Periapsis and gravitomagnetic precessions of stellar orbits in Kerr and Kerr-de Sitter black hole spacetimes

TL;DR

This paper derives exact solutions for stellar orbital precessions around Kerr and Kerr-de Sitter black holes, enabling precise tests of general relativity in strong gravitational fields near galactic centers.

Contribution

It provides novel exact formulas for periapsis precession, frame dragging, and orbital periods in Kerr and Kerr-de Sitter spacetimes using hypergeometric functions.

Findings

Exact expressions for frame dragging and periapsis advance derived.

Application to S-star orbits near galactic center's black hole.

Potential for high-precision tests of relativity with upcoming observations.

Abstract

The exact solution for the motion of a test particle in a non-spherical polar orbit around a Kerr black hole is derived. Exact novel expressions for frame dragging (Lense-Thirring effect), periapsis advance and the orbital period are produced. The resulting formulae, are expressed in terms of Appell's first hypergeometric function $F_1$, Jacobi's amplitude function, and Appell's $F_1$ and Gau$\ss$ hypergeometric function respectively. The exact expression for frame dragging is applied for the calculation of the Lense-Thirring effect for the orbits of S-stars in the central arcsecond of our Galaxy assuming that the galactic centre is a Kerr black hole, for various values of the Kerr parameter including those supported by recent observations.
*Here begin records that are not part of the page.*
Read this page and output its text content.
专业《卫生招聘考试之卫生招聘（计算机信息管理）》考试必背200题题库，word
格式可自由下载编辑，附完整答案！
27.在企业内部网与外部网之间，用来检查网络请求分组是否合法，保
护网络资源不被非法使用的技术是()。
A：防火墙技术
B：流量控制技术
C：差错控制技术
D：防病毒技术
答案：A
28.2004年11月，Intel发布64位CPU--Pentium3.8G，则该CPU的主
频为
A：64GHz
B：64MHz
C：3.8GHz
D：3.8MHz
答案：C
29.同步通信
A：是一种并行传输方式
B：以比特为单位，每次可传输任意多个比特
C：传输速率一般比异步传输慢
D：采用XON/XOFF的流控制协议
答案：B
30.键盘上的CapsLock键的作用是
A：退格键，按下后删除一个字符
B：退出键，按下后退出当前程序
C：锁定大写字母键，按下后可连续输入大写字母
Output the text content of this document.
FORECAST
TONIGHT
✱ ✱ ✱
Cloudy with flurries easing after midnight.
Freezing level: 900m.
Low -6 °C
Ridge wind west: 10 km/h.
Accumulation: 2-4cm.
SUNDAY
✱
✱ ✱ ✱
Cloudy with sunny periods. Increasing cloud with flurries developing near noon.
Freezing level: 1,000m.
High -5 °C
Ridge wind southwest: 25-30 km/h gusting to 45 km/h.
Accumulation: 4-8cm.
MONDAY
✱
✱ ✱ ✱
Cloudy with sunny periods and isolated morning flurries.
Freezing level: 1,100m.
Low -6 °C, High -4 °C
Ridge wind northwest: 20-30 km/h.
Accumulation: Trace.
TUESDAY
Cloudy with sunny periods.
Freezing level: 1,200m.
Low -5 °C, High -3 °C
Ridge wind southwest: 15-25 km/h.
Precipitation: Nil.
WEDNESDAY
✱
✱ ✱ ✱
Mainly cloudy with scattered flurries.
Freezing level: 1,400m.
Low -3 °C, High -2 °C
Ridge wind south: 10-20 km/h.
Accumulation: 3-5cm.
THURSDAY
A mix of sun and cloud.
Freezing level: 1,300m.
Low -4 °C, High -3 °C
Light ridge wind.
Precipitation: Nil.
In addition, we apply our solutions for the calculation of frame dragging and periapsis advance for stellar non-spherical polar orbits in regions of strong gravitational field close to the event horizon of the galactic black hole, e.g. for orbits in the central milliarcsecond of our galaxy. Such orbits are the target of the GRAVITY experiment. We provide examples with orbital periods in the range of 100min - 54 days. Detection of such stellar orbits will allow the possibility of measuring the relativistic effect of periapsis advance with high precision at the strong field realm of general relativity. Further, an exact expression for the orbital period of a test particle in a non-circular equatorial motion around a Kerr black hole is produced. We also derive exact expressions for the periapsis advance and the orbital period for a test particle in a non-circular equatorial motion in the Kerr field in the presence of the cosmological constant in terms of Lauricella's fourth hypergeometric function $F_D$.